Con la recente deliberazione n. 18/SEZAUT/2023/QMIG, la Sezione delle autonomie della Corte dei conti ha enunciato il seguente principio di diritto:
«Ai fini dell’applicazione dell’articolo 33, comma 2, ultimo periodo, del decreto-legge 30 aprile 2019 n. 34, convertito dalla legge 28 giugno 2019 n. 58, per garantire l’invarianza del valore medio pro-capite dell’apposito fondo per la contrattazione decentrata integrativa, deve essere preso in considerazione non solo il personale dirigenziale a tempo indeterminato, ma anche quello a tempo determinato e, in particolare, il personale dirigenziale assunto ai sensi dell’articolo 110 del decreto legislativo 18 agosto 2000 n. 267, sia nell’anno base che in quello di applicazione del limite».
Invero, considerando che la norma non fornisce chiare indicazioni e necessita di essere interpretata secondo un criterio logico e sistematico, il Collegio ritiene che, come base di calcolo, per aggiornare l’importo del fondo debba essere preso in considerazione non solo il personale a tempo indeterminato, ma anche quello a tempo determinato e, in particolare, il personale dirigenziale assunto ai sensi dell’articolo 110 del decreto legislativo 18 agosto 2000, n. 267, sia nell’anno base che in quello di applicazione del limite.
Si deve infatti osservare che entrambe le categorie di personale concorrono alla ripartizione dei fondi per la contrattazione integrativa previsti dal contratto collettivo nazionale di riferimento (articoli 1, 61 e 79 del CNNL Comparto Funzioni locali del 16 novembre 2022; articoli 1, 43 e 57 del CCNL Area dirigenti Funzioni locali del 17 dicembre 2020) e che partecipano dei detti emolumenti accessori.
In considerazione della sostanziale omogeneità dei trattamenti risulterebbe paradossale che una determinata categoria di personale rientrasse tra i soggetti che partecipano agli impieghi del fondo per il trattamento accessorio ma non tra quelli che possono incrementarlo.

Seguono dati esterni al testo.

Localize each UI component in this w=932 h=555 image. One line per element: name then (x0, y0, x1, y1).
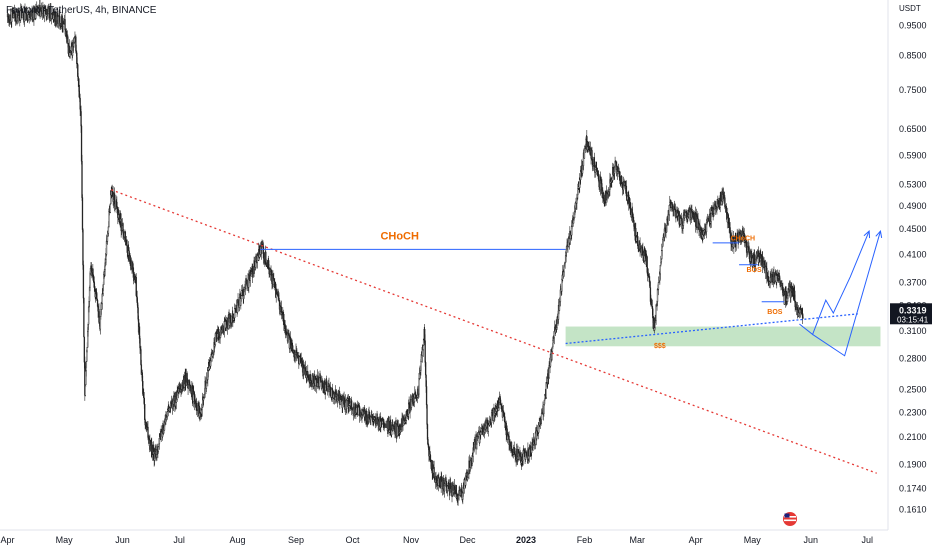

Sotto il profilo sistematico, poi, l’accoglimento dell’orientamento più restrittivo produrrebbe non solo l’effetto, efficacemente stigmatizzato dalla Sezione regionale di controllo per la Liguria, di ridurre il trattamento accessorio anche per i dipendenti a tempo indeterminato, ma altresì quello di disincentivare il ricorso a quelli a tempo determinato (al fine di non determinare tale effetto riduttivo). Si tratterebbe di una tendenza opposta rispetto a quella attualmente compulsata dal legislatore per sopperire a carenze di personale, specialmente di profilo tecnico.
Tale avviso, pur estensivo della facoltà di variazione del limite al trattamento accessorio in un contesto (quello delle assunzioni a tempo determinato) chiaramente diverso da quello originariamente descritto dal legislatore, si pone, in sintonia con l’oggettiva ratio legis. Essa è rappresentata dalla volontà di garantire comunque l’invarianza del valore medio pro capite del trattamento accessorio, a fronte di un ampliamento della possibilità di procedere ad assunzioni per gli enti locali.
Inoltre, detta interpretazione comunque non dovrebbe pregiudicare la sostenibilità finanziaria delle relative spese, in quanto la possibilità di effettuare assunzioni è riservata ai soli comuni “virtuosi”.
Infine, è appena il caso di evidenziare che i rapporti a tempo determinato incardinati nell’ente locale sono soggetti a limiti di legge e la loro influenza nella determinazione del fondo può comportare variazione in aumento del trattamento accessorio complessivo, ma anche in diminuzione, in ragione del progressivo ed eventuale riassorbimento del personale a tempo determinato, conseguente alla cessazione dei rapporti, preservando comunque l’invarianza del valore medio pro capite.